In this detail, though, her research was a little behind the times. The fact was that since the ugly episode I've referred to, I'd pretty much taken to going to bed alone nights.

I stood up and reached inside my jacket for my wallet, a little startled to find that it was there again.

She didn't move.

“You mean you're not even going to offer me another drink?” she asked, looking up at me.

“No.”

“All right!” she said angrily. She picked up the
Herald
and brandished it at me. “What do I have to do to prove myself to you? Do you want me to find him for you? Robert Harcourt Whatever-His-Name-Is? Will that do,
Mr. Benjamin Franklin Cage
?”

This was the last surprise in her tote bag, but it packed quite a wallop. “B.F.” is as far as most people have ever gotten in deciphering my name.

“Could you manage it in your lunch hour?” I said, playing for laughs, but not, to judge, with much success.

“Forty-eight hours,” she replied tartly. “If I produce him within forty-eight hours, will you hire me?”

I didn't answer. Instead I slipped a fifty-franc note under my Glenfiddich glass and ran for my life.

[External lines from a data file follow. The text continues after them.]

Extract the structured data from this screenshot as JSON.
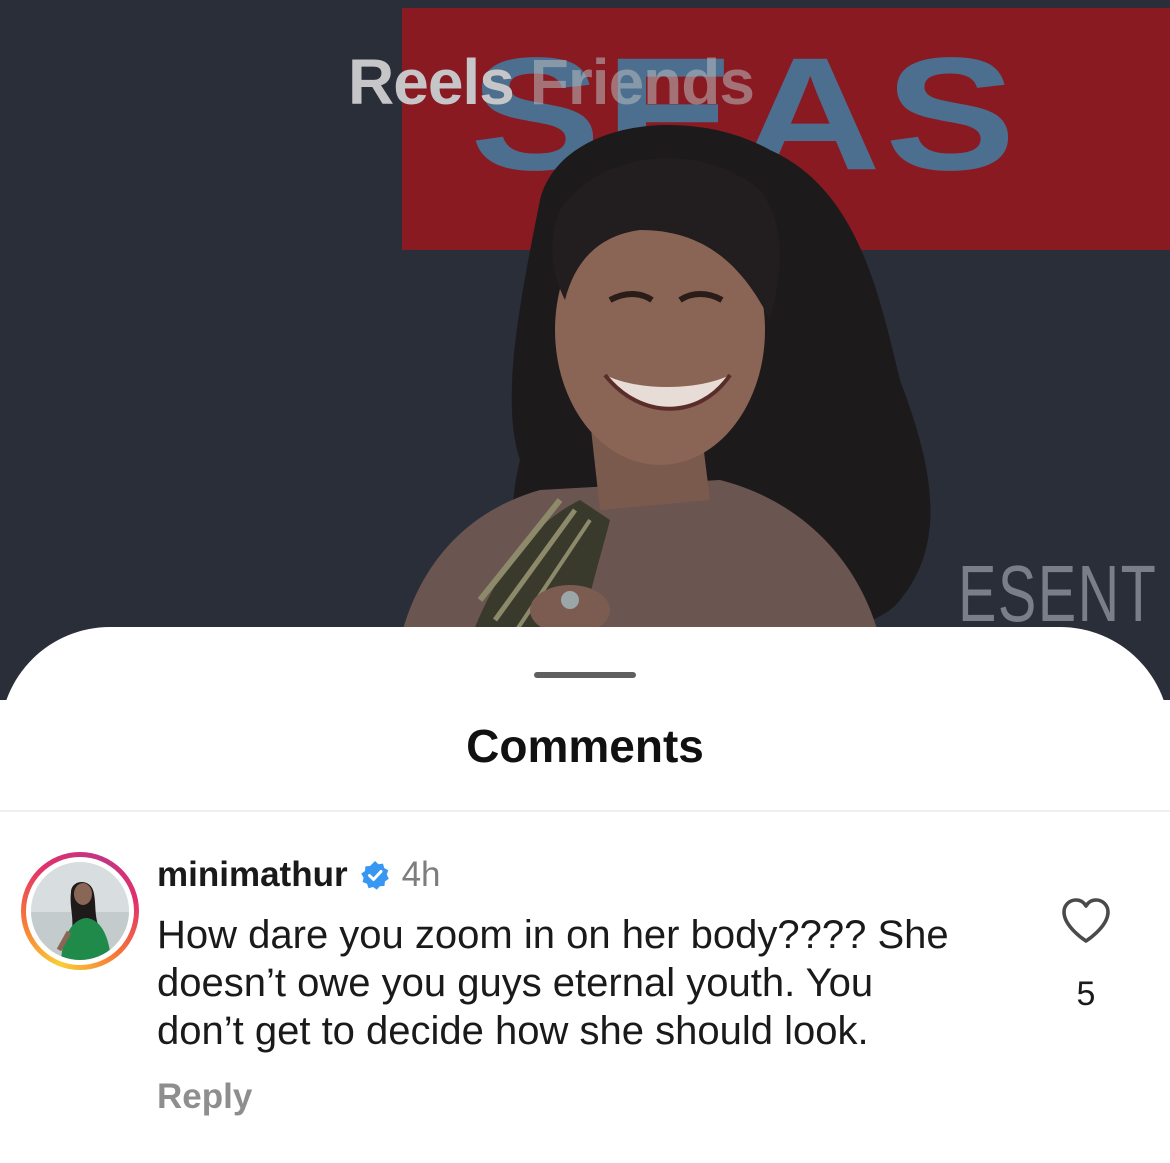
{
  "reel": {
    "tabs": [
      {
        "label": "Reels",
        "active": true
      },
      {
        "label": "Friends",
        "active": false
      }
    ],
    "backdrop_text": "ESENT"
  },
  "comments_sheet": {
    "title": "Comments",
    "comments": [
      {
        "username": "minimathur",
        "verified": true,
        "time": "4h",
        "text_lines": [
          "How dare you zoom in on her body???? She",
          "doesn’t owe you guys eternal youth. You",
          "don’t get to decide how she should look."
        ],
        "like_count": "5",
        "reply_label": "Reply"
      }
    ]
  },
  "colors": {
    "story_ring": [
      "#f9ce34",
      "#ee2a7b",
      "#6228d7"
    ],
    "verified_badge": "#3897f0"
  },
  "icons": [
    "heart-icon",
    "verified-badge-icon"
  ]
}
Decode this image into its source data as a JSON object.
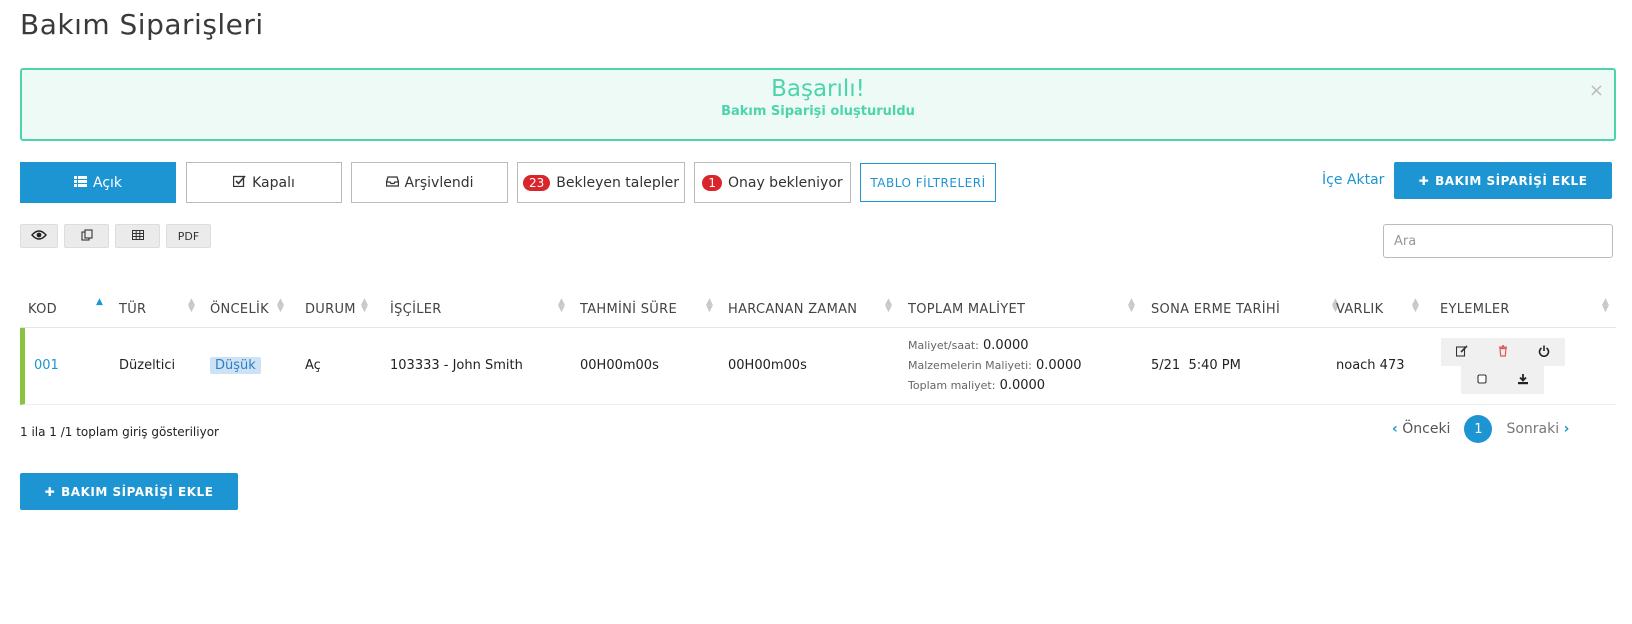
{
  "page": {
    "title": "Bakım Siparişleri"
  },
  "alert": {
    "title": "Başarılı!",
    "message": "Bakım Siparişi oluşturuldu",
    "close": "×"
  },
  "tabs": [
    {
      "label": "Açık",
      "icon": "list-icon",
      "active": true
    },
    {
      "label": "Kapalı",
      "icon": "check-square-icon"
    },
    {
      "label": "Arşivlendi",
      "icon": "inbox-icon"
    },
    {
      "label": "Bekleyen talepler",
      "badge": "23"
    },
    {
      "label": "Onay bekleniyor",
      "badge": "1"
    },
    {
      "label": "TABLO FİLTRELERİ"
    }
  ],
  "header_actions": {
    "import": "İçe Aktar",
    "add_button": "BAKIM SİPARİŞİ EKLE"
  },
  "toolbar": {
    "pdf": "PDF"
  },
  "search": {
    "placeholder": "Ara"
  },
  "table": {
    "columns": [
      "KOD",
      "TÜR",
      "ÖNCELİK",
      "DURUM",
      "İŞÇİLER",
      "TAHMİNİ SÜRE",
      "HARCANAN ZAMAN",
      "TOPLAM MALİYET",
      "SONA ERME TARİHİ",
      "VARLIK",
      "EYLEMLER"
    ],
    "rows": [
      {
        "code": "001",
        "type": "Düzeltici",
        "priority": "Düşük",
        "status": "Aç",
        "workers": "103333 - John Smith",
        "estimated": "00H00m00s",
        "spent": "00H00m00s",
        "cost": {
          "hourly_label": "Maliyet/saat:",
          "hourly": "0.0000",
          "materials_label": "Malzemelerin Maliyeti:",
          "materials": "0.0000",
          "total_label": "Toplam maliyet:",
          "total": "0.0000"
        },
        "due": "5/21  5:40 PM",
        "asset": "noach 473"
      }
    ]
  },
  "footer": {
    "info": "1 ila 1 /1 toplam giriş gösteriliyor",
    "prev": "Önceki",
    "page": "1",
    "next": "Sonraki",
    "add_button": "BAKIM SİPARİŞİ EKLE"
  },
  "colors": {
    "accent": "#1e95d3",
    "success": "#4dd4ac",
    "badge": "#d9262c",
    "row_marker": "#8ac43f"
  }
}
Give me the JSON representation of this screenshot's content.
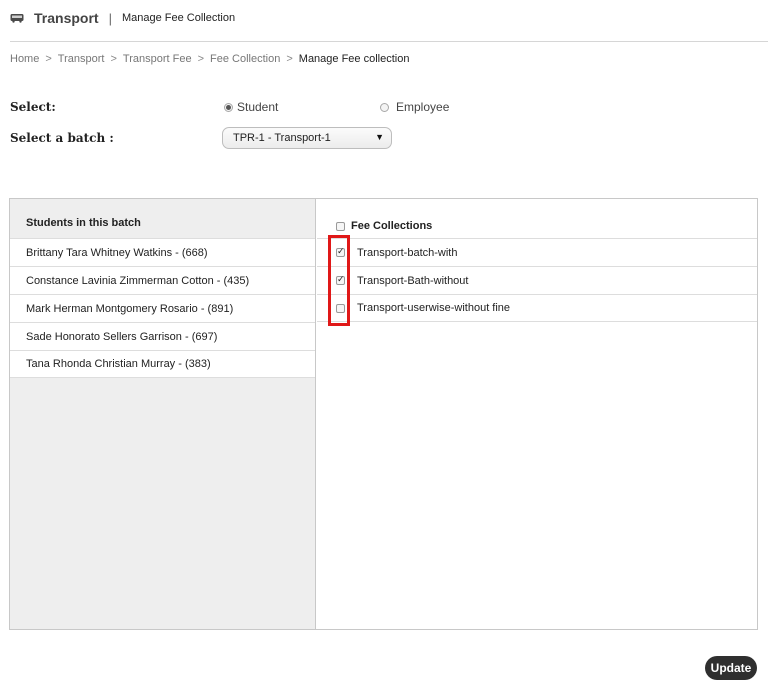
{
  "header": {
    "app_title": "Transport",
    "separator": "|",
    "page_subtitle": "Manage Fee Collection"
  },
  "breadcrumb": {
    "items": [
      "Home",
      "Transport",
      "Transport Fee",
      "Fee Collection",
      "Manage Fee collection"
    ],
    "separator": ">"
  },
  "form": {
    "select_label": "Select:",
    "options": [
      {
        "label": "Student",
        "checked": true
      },
      {
        "label": "Employee",
        "checked": false
      }
    ],
    "batch_label": "Select a batch :",
    "batch_value": "TPR-1 - Transport-1",
    "batch_arrow": "▼"
  },
  "students": {
    "heading": "Students in this batch",
    "items": [
      "Brittany Tara Whitney Watkins - (668)",
      "Constance Lavinia Zimmerman Cotton - (435)",
      "Mark Herman Montgomery Rosario - (891)",
      "Sade Honorato Sellers Garrison - (697)",
      "Tana Rhonda Christian Murray - (383)"
    ]
  },
  "fees": {
    "heading": "Fee Collections",
    "heading_checked": false,
    "items": [
      {
        "label": "Transport-batch-with",
        "checked": true
      },
      {
        "label": "Transport-Bath-without",
        "checked": true
      },
      {
        "label": "Transport-userwise-without fine",
        "checked": false
      }
    ]
  },
  "actions": {
    "update_label": "Update"
  },
  "colors": {
    "highlight": "#e01818",
    "button_bg": "#2f2f2f",
    "left_panel_bg": "#eeeeee"
  },
  "icons": {
    "header": "bus-icon"
  }
}
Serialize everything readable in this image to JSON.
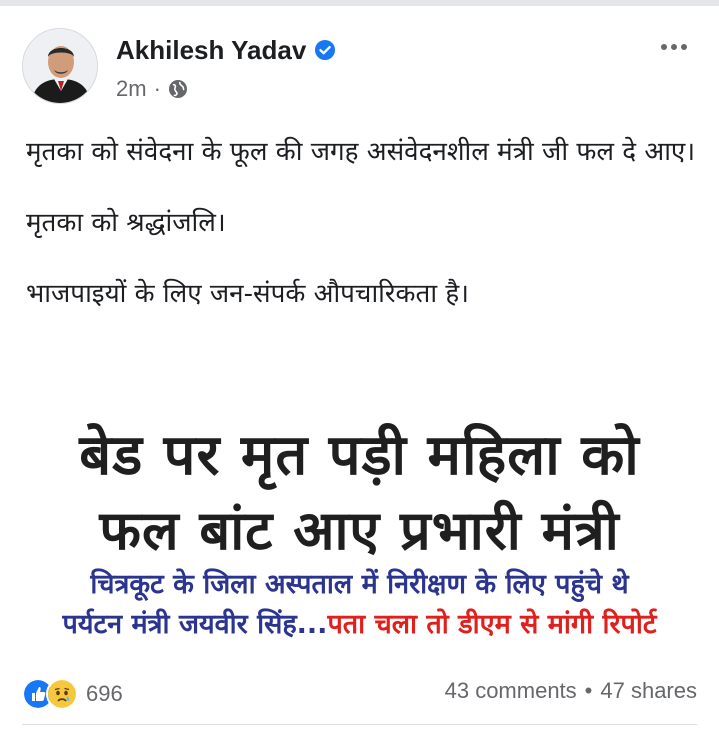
{
  "post": {
    "author": "Akhilesh Yadav",
    "timestamp": "2m",
    "separator": "·",
    "privacy_icon": "globe-icon",
    "verified_icon": "verified-badge-icon",
    "more_icon": "more-options-icon",
    "text": [
      "मृतका को संवेदना के फूल की जगह असंवेदनशील मंत्री जी फल दे आए।",
      "मृतका को श्रद्धांजलि।",
      "भाजपाइयों के लिए जन-संपर्क औपचारिकता है।"
    ]
  },
  "image": {
    "headline_line1": "बेड पर मृत पड़ी महिला को",
    "headline_line2": "फल बांट आए प्रभारी मंत्री",
    "subline1": "चित्रकूट के जिला अस्पताल में निरीक्षण के लिए पहुंचे थे",
    "subline2_part1": "पर्यटन मंत्री जयवीर सिंह...",
    "subline2_part2": "पता चला तो डीएम से मांगी रिपोर्ट",
    "colors": {
      "headline": "#1f1f1f",
      "blue": "#2b3590",
      "red": "#e0201c"
    }
  },
  "footer": {
    "reaction_icons": [
      "like-icon",
      "sad-icon"
    ],
    "reaction_count": "696",
    "comments": "43 comments",
    "dot": "•",
    "shares": "47 shares"
  },
  "colors": {
    "accent": "#1877f2",
    "secondary_text": "#65676b"
  }
}
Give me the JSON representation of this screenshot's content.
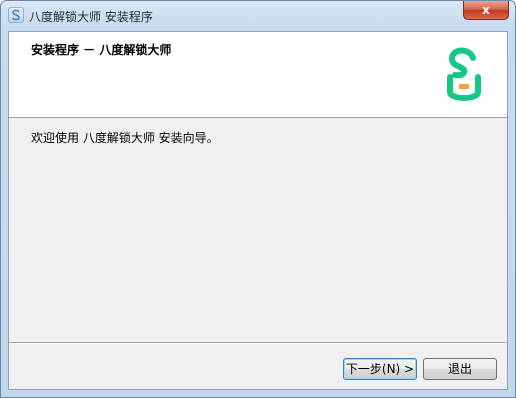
{
  "window": {
    "title": "八度解锁大师 安装程序",
    "close_label": "x",
    "app_icon": "app-s-icon"
  },
  "header": {
    "title": "安装程序 － 八度解锁大师",
    "logo_icon": "green-s-lock-logo",
    "logo_colors": [
      "#17c785",
      "#f2a33a"
    ]
  },
  "body": {
    "welcome_text": "欢迎使用 八度解锁大师 安装向导。"
  },
  "buttons": {
    "next_label": "下一步(N) >",
    "exit_label": "退出"
  }
}
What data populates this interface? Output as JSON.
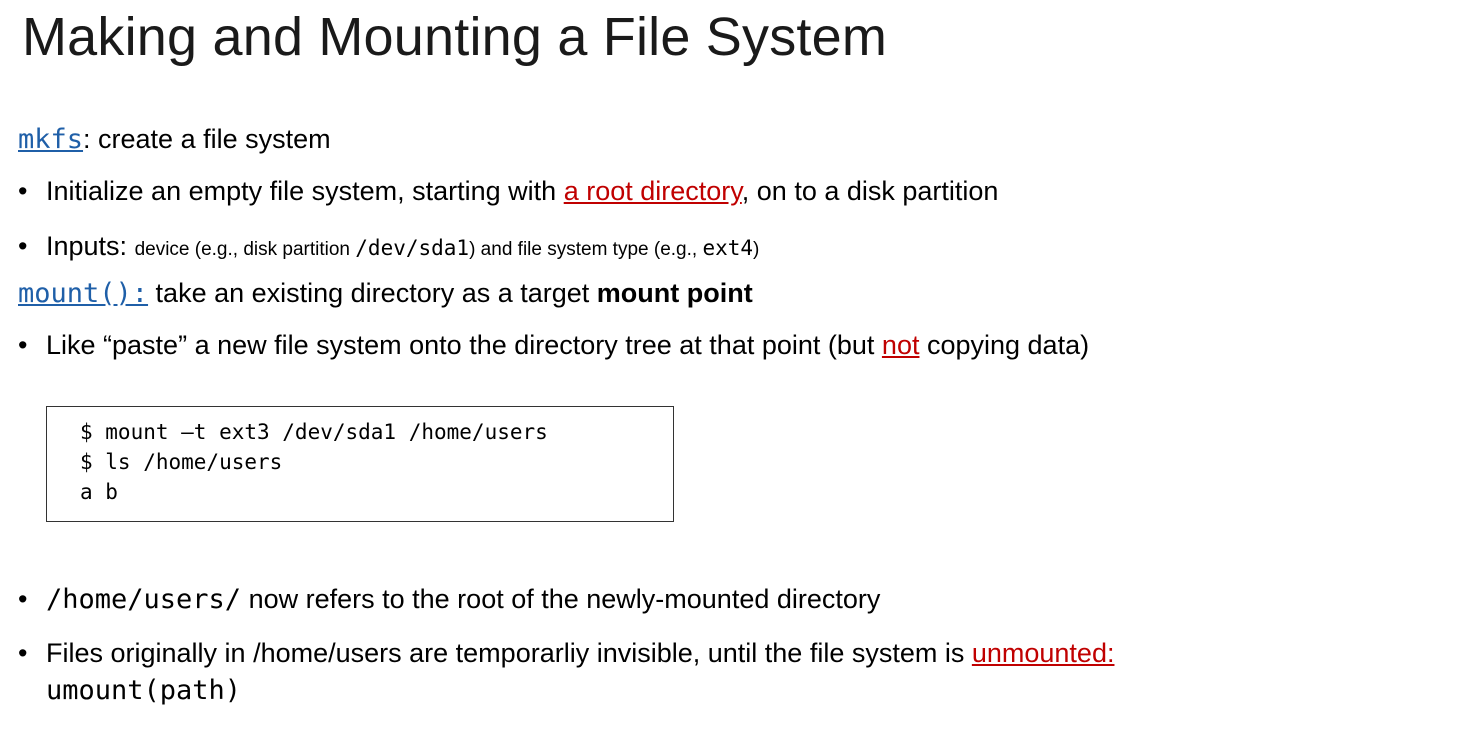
{
  "slide": {
    "title": "Making and Mounting a File System",
    "mkfs": {
      "cmd": "mkfs",
      "desc": ": create a file system",
      "bullet1": {
        "pre": "Initialize an empty file system, starting with ",
        "link": "a root directory",
        "post": ", on to a disk partition"
      },
      "bullet2": {
        "label": "Inputs: ",
        "t1": "device (e.g., disk partition ",
        "c1": "/dev/sda1",
        "t2": ") and file system type (e.g., ",
        "c2": "ext4",
        "t3": ")"
      }
    },
    "mount": {
      "cmd": "mount():",
      "desc": " take an existing directory as a target ",
      "bold": "mount point",
      "bullet1": {
        "pre": "Like “paste” a new file system onto the directory tree at that point (but ",
        "link": "not",
        "post": " copying data)"
      }
    },
    "code": [
      "$ mount –t ext3 /dev/sda1 /home/users",
      "$ ls /home/users",
      "a b"
    ],
    "after": {
      "bullet1": {
        "code": "/home/users/",
        "text": " now refers to the root of the newly-mounted directory"
      },
      "bullet2": {
        "pre": "Files originally in /home/users are temporarliy invisible, until the file system is ",
        "link": "unmounted:",
        "code": "umount(path)"
      }
    },
    "bullet_char": "•",
    "colors": {
      "link_blue": "#1f5fa8",
      "link_red": "#c00000"
    }
  }
}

I can't say I spent the next two days waiting for her to show. Still, some of what she'd said had struck a nerve. Fact: my dice
had
gone cold. If I'd come to Paris on a fluke, more or less, nobody (fact) had forced me to stay. Fact: I liked the place, mostly, only (fact) it had proved tough to crack in my particular specialty, which has to do, broadly speaking, with the gathering and suppression of information. Not that Paris is any less needful of services such as mine. On the contrary, the fix is in here like nowhere I've ever been. But the French have their own way of washing their dirty laundry and that includes keeping outsiders away from the bidet. Which (fact) had reduced me momentarily to certain stopgap measures, like running a lost-and-found for Americans, over- and underfed.

The rub was that “momentarily” has a way of becoming “indefinitely” without your noticing it.

So?

So I noticed it.

I did some busy-work on the Bobby H. affair. Bobby R. wanted the Law kept out of it—apparently his number-one son and heir had a history—but I did some discreet questioning in that direction. I renewed the want-ad for another week. I called the detective agency I'd retained and gave them a pep talk.

All of which I expected would produce nothing. In this I wasn't disappointed.

Oh yes, and one night I got laid. And (fact), in her spare time she did work for Air France.

The voice didn't bother introducing itself on the phone.

“Are you going to be there for another hour?” she said.

Maybe a part of me had been waiting for her at that. And maybe another part of me was relieved that she'd missed her two-day deadline. If only by half an hour or so.

“Well,” I said, glancing at my watch, “it's my lunch hour, remember? I've got a lot of crimes to solve. I …”

“Stay where you are, Cage,” she interrupted. “Just stay right there.”

I started to answer, but the line was already dead.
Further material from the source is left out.